To be sure, it was a clever, well-crafted speech, delivered by design on the 101st anniversary of that historic day when thousands of university students marched in Beijing to protest against an utterly corrupt government for selling out the country with the signing of an unfair international treaty.

An auctioneer holds up a 10-shilling banknote autographed by all the signatories of the Treaty of Versailles, which gave China’s Shandong Peninsula to Japan. Photo: AFP

That milestone event eventually led to resounding calls among the Chinese intelligentsia for a rejection of traditional Chinese thinking and a wholesale adoption of Western ideals like democracy and the primacy of science. No doubt Pottinger hopes these calls resonate even today.

What impact his speech has on the Chinese people, who are not blind to whether democracy has or has not worked in the US, remains to be seen. But even the most elementary student of Chinese history can spot what he chose not to mention – that the signing of the Treaty of Versailles that sparked the protest on May 4 is yet another example of how Western powers have ridden roughshod over a weak China.

China was a Western ally at the time – contributing to the first world war against Germany – and had expected that with victory, the Shandong Peninsula and other territories in eastern China seized by the German imperialists would be returned to Chinese sovereignty.

Instead, the Western powers, led by France and Britain, handed them over to Japan. Which is why Beijing is wary about Western talk of a rules-based international order when the evidence shows that the very rules that Western powers write can be bent or ignored when it suits them.

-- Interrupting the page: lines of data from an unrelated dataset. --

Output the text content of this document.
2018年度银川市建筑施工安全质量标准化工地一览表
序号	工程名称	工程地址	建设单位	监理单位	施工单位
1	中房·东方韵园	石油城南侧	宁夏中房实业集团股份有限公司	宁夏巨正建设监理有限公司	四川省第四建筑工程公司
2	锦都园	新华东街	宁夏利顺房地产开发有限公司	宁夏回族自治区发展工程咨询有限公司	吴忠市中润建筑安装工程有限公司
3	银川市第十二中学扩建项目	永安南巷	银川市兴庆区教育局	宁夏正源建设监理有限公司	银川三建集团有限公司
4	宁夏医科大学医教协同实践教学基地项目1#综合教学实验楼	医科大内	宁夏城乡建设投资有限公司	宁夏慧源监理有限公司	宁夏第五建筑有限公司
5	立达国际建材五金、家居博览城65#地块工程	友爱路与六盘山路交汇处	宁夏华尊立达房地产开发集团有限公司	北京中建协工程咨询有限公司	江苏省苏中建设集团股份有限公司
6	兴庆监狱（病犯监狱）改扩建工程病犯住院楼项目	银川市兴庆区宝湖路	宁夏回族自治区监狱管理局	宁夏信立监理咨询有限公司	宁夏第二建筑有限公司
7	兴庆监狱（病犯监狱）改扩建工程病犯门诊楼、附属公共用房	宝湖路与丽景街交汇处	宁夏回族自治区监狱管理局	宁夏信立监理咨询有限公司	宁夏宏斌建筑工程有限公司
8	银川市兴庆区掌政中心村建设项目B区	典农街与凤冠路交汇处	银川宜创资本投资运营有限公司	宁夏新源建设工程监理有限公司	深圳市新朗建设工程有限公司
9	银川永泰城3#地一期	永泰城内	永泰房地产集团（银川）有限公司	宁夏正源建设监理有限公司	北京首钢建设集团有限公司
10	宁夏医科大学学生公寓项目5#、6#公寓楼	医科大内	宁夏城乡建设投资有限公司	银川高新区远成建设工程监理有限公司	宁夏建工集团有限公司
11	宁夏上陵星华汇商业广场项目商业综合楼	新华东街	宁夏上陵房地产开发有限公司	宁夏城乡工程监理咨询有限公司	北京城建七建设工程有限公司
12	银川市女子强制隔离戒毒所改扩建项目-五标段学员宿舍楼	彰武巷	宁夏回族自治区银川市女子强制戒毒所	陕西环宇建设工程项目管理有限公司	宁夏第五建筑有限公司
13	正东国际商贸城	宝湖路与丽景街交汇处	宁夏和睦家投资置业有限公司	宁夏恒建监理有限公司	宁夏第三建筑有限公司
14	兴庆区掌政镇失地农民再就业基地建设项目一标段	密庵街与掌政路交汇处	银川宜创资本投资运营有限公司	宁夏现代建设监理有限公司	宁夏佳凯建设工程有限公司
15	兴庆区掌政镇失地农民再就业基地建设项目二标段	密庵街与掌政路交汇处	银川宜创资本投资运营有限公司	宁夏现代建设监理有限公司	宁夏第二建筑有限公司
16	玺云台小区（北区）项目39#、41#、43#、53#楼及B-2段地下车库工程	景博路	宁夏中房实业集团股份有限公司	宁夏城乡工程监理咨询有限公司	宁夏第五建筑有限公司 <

Former US secretary of state Colin Powell told the UN that Iraq had sourced the uranium needed for weapons of mass destruction. Photo: AP

So expect Beijing to reject any “international inquiry” into the origins of Covid-19.

For a start, it has and will continue to ask: why should any inquiry be confined to Wuhan? Why is there no mention of any need to look deeper into the circumstantial evidence suggesting Covid-19 started in the US? And what is the likelihood that the results of any US-orchestrated inquiry will have been determined even before the first question is asked?

It is silly to think Beijing has forgotten how the search for weapons of mass destruction in Iraq ended. On November 27, 2002, the United Nations Monitoring, Verification and Inspection Commission and the International Atomic Energy Agency went to Iraq to check whether it had any such weapons. On January 9, 2003, both reported to the UN Security Council that there were no smoking guns.

Nonetheless, on January 28, 2003, President George W Bush said: “The British Government has learned that Saddam Hussein recently sought significant quantities of uranium from Africa.”

His Secretary of State Colin Powell then told the UN that Iraq did indeed source the uranium.

“Every statement I make today is backed up by sources, solid sources … facts and conclusions based on solid intelligence,” he said, holding up a vial of white substance, which President Vladimir Putin of Russia later mocked as “the Colin Powell brand of detergent”.

Indeed all the so-called evidence was later found to be fabrication. But on March 20, US-led coalition forces invaded Iraq anyway.